Growth, Value of Momentum: Match Your Investing System to Your Personality
By
Michael Cintolo, Vice President of Investments, Editor of
Cabot Market Letter and
Cabot Top Ten ReportWhat's the best system to make money in stocks?
There are no shortages of options to "attack" the market.
Value investing was (and is) wildly popular thanks to the media's obsession with Warren Buffett. Some investors favor mutual funds and asset allocation. Day and swing traders, because of the advent of the Internet, are popular.
Growth investors might be in the
momentum camp, the GARP camp (growth at a reasonable price) or the buy-and-hold-forever camp.

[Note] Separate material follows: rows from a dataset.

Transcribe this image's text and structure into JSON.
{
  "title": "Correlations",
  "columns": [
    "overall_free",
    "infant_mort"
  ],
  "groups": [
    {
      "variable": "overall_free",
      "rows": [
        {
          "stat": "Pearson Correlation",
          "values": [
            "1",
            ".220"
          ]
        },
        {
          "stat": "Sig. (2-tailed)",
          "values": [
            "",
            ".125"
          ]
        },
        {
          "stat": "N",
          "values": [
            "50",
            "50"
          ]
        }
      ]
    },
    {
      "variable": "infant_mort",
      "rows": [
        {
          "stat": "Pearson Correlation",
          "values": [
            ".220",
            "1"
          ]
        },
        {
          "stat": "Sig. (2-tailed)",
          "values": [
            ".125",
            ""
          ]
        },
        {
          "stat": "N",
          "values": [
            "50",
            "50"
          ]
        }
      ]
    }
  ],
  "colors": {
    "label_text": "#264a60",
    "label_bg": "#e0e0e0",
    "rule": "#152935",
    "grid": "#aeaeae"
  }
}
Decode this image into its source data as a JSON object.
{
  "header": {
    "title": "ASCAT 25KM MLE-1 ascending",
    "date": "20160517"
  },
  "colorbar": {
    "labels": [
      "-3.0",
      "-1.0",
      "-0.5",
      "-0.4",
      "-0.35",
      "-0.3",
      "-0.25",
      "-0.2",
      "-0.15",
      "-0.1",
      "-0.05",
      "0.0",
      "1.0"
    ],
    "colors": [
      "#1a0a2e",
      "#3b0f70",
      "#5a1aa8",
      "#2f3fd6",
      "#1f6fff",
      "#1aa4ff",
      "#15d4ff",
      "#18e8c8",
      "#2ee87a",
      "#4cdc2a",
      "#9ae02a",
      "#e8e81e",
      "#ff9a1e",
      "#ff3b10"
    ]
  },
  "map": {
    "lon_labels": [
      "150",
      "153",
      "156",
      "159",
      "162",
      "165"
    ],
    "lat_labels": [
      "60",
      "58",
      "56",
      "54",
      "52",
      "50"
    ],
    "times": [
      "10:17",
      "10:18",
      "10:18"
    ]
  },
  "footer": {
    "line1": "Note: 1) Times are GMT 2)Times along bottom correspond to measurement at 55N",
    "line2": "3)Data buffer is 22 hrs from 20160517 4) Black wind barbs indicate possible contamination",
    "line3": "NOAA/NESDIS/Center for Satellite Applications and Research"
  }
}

And this is just the tip of the iceberg!
Then there are the tactics for portfolio management. Should I buy more on the way down? When should I sell for a loss? For a profit? How many stocks should I own? And, oh yeah, how do I decide which stocks to buy!?

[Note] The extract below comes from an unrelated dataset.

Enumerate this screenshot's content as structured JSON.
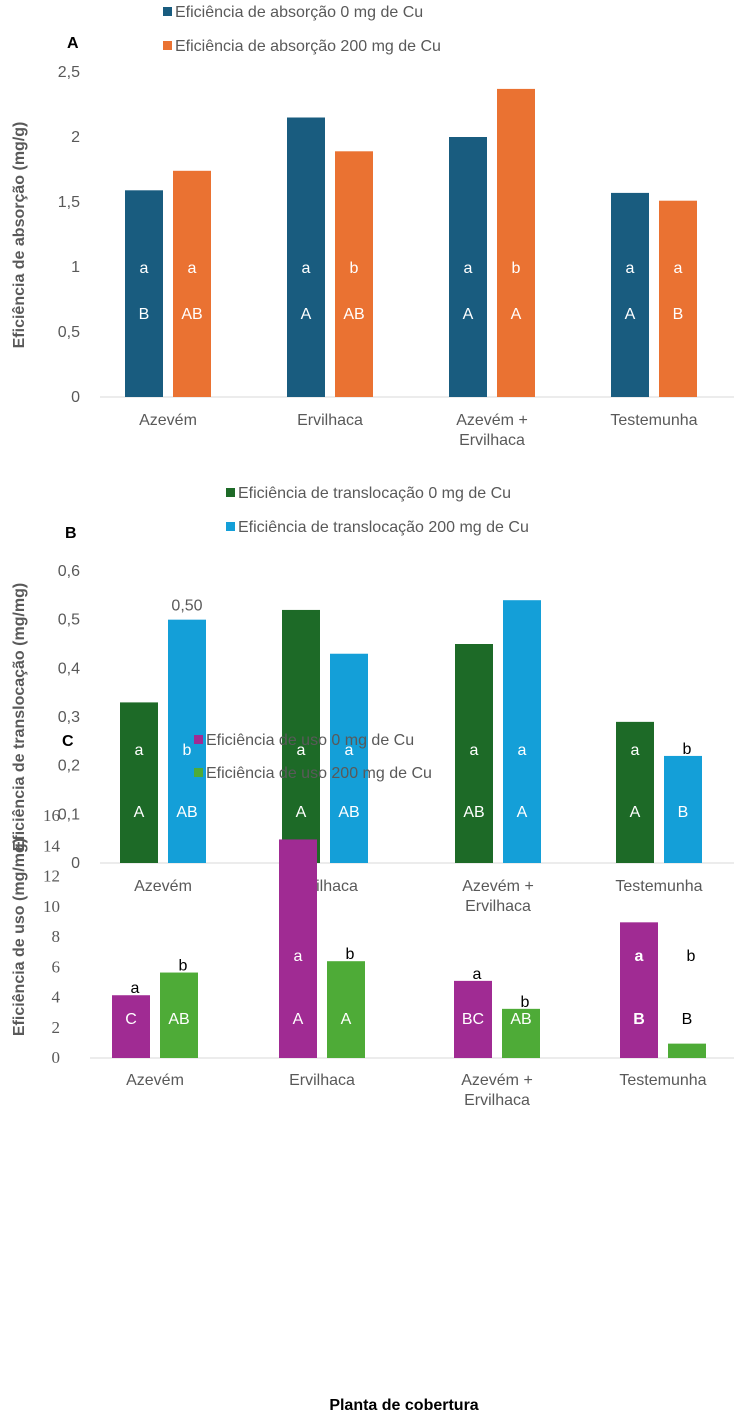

Over the years, I’ve executed hundreds of stock trades with my own money, testing various theories and styles, and making plenty of mistakes along the way.
I realized there was no perfect method of investing in stocks. What really matters is matching the system's pros and cons with your own personality. Read that again. It sounds a bit "out there," but I am 100% sure this is true.
I base this not only on my own investing experiences, but also on meeting and corresponding with hundreds of other investors. I've seen solid investors with good discipline and great "market minds" lose boatloads of money because they tried to force themselves into a system they weren't comfortable with—either taking on too much risk, or too little, or owning too few stocks or too many, etc.
Let me give you an example. Say a rather conservative guy was trying an aggressive growth strategy. Well, as long as his stocks were going up, no problem. But the market isn't a one-way street, and so when the inevitable correction came around, this investor would be horrified at the quick drawdown (drop from an equity peak) he suffered. And then he'd throw all his rules out the window and sell stocks—usually near a market low.
You might read this and say, "It's obvious why this guy didn't do well. He didn't follow his discipline; he panicked at the bottom!" And that's true. But the fact is you have to have a discipline you truly believe in—one that you can follow without worrying about your financial future when the market gets rough. If you don't believe in the system, you'll never follow your rules when the stress level is high.
Said another way, the more comfortable you feel during periods of adversity, the better the decisions you will make. And that goes hand in hand with better portfolio performance.